To the west of the Main Plaza is a large structure called Nohochná, or Casa Grande. This structure resembles the grandstand of a modern stadium and covers the entire west side of the Main Plaza. Nohochná, thought to have been an administrative building, has a view of the Acrópolis that is simply breathtaking.
Additionally, to the Acrópolis’ south is a smaller quadrangular square on a platform called The Small Acrópolis. Its four pyramid structures have been identified as Edzná’s oldest buildings. The most significant of the four is the Temple of the Reliefs, named after the relief carvings discovered on the stairways. The platform measures 70 meters on each side and around five meters in height.
Another notable structure, and an absolute must-see at this site, is the Temple of the Masks, discovered in 1988, to the west of the Small Acrópolis. There are two magnificent stucco masks at the base of this temple, of the young Sun God at sunrise and the old Sun God at sunset.
Stucco is very fragile, and so it is seldom preserved in such great condition. The well-preserved masks, with spots of original paint — and the temple as a whole — will be a delight for art and sculpture enthusiasts.

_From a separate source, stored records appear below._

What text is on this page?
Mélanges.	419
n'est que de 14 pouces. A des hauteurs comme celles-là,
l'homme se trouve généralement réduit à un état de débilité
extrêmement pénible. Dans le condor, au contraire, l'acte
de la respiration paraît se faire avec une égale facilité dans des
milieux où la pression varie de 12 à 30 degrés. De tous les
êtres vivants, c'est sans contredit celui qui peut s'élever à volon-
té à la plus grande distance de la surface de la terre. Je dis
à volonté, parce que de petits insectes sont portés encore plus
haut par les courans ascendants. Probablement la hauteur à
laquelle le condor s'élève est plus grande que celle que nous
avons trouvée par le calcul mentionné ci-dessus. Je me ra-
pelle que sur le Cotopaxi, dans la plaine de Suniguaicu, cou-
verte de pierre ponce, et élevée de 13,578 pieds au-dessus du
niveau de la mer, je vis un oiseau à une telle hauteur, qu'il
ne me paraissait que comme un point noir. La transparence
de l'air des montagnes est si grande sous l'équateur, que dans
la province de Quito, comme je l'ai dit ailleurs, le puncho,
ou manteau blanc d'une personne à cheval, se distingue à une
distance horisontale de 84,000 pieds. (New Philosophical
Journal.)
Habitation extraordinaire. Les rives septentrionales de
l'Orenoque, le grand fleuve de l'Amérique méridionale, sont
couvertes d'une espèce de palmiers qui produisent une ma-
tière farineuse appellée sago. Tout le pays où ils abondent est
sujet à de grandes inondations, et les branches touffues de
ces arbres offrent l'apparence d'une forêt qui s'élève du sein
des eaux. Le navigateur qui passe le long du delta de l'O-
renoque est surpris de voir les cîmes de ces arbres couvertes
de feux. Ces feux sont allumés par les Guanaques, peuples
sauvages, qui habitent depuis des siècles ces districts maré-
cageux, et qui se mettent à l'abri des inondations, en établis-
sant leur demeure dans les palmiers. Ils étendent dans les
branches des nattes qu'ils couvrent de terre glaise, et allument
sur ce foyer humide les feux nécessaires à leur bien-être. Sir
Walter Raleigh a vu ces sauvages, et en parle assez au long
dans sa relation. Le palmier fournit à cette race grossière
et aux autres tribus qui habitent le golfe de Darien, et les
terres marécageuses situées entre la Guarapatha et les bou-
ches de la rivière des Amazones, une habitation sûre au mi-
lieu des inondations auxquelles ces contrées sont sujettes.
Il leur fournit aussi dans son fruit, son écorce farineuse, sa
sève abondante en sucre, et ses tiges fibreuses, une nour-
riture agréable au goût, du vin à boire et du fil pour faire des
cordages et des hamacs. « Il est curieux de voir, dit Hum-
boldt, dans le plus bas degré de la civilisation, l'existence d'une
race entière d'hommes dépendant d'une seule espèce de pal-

The ball court and the ceremonial South Temple to the south of the Main Plaza are also worth seeing. The South Temple is a beautiful five-tiered pyramid with rooms on top. The ball court has two parallel platforms with a narrow playing area in between. The large trees and the greenery in this area are very refreshing, especially in the heat. There are several other structures to explore at the site, including a section called the Old Sorcerer Complex that is around one kilometer from the Acrópolis.
This Maya city has been remodeled multiple times over 1,500 years and is a great place for architecture enthusiasts to observe different building styles.